Where to spread the fertilizer? Shrubs and trees feed themselves from their root system. For most established shrubs and trees, their feeder roots are found at and beyond the outside perimeter of the branch system (drip line). This means you don't need to spread fertilizer over older roots that are near the trunk or under large branches. How far outside the branch perimeter you spread fertilizer will depend on the age and size of the shrub or tree you intend to fertilize. For shrubs, this might mean a few inches for each foot of height. If a shrub is four feet tall, spread the fertilizer about a foot or a foot and a half beyond the outer branches. For trees, you can spread the fertilizer about 2 feet beyond the branch perimeter for about every 10 feet of height.

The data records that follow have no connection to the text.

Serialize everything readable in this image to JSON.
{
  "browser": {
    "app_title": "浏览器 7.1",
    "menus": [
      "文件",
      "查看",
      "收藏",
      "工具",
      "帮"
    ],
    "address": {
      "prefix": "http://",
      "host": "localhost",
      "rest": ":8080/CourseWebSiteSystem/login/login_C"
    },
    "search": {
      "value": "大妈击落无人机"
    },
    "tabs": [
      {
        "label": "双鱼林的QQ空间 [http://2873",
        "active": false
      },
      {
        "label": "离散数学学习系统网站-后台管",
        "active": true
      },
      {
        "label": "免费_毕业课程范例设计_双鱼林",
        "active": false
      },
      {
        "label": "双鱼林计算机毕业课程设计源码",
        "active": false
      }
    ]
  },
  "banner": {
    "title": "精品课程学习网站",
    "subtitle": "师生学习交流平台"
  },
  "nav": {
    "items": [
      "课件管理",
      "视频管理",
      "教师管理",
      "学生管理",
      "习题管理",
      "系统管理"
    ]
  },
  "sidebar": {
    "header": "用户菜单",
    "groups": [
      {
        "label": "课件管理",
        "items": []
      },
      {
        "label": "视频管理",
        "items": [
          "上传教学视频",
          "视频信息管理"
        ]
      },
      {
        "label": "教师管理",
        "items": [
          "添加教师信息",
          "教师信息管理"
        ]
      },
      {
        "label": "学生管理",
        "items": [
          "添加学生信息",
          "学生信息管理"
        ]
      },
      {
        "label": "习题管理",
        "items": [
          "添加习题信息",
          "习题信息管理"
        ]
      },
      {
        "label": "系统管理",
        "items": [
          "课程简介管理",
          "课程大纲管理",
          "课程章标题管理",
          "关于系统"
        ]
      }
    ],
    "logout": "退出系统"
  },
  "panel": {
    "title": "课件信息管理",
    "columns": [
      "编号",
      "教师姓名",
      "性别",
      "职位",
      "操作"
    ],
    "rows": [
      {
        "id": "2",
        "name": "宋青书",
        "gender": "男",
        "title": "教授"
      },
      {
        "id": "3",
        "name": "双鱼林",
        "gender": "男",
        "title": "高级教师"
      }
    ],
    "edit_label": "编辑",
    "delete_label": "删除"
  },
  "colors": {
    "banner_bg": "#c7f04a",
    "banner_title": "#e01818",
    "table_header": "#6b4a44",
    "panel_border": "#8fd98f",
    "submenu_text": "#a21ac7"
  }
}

Other Important Tips When Fertilizing Shrubs

  • Be careful not to apply fertilizer too heavily. Doing so may cause the plant tissue to burn, or even result in plant death. Read product labels carefully and follow directions to avoid toxicity problems.
  • If over-fertlilizing your plants is too much a worry to bare, you might consider easing your mind by using a natural or organic fertilizer. These alternative fertilizers are usually made with natural ingredients such as composted manures and other organic matter, and as a result are much less-likely to burn your plants. Ask your local nurseryman about these natural or organic fertilizers.
  • Some plants, like conifers and junipers, dont respond well to excessive nitrogen.
  • As a general rule, the slower the plants habit of growth, the less fertilizer it needs.
  • Plants that are producing an abundance of blooms or fruit generally need more fertilizer.
  • If a plant(s) in your garden appears unhealthy or is not actively growing, clip off a stem with some leaves attached and take it to your local nursery and garden center. An experienced nurseryman can often help to identify the problem or deficiency and point you in the right direction in regards to fertilizer and nutrients needed.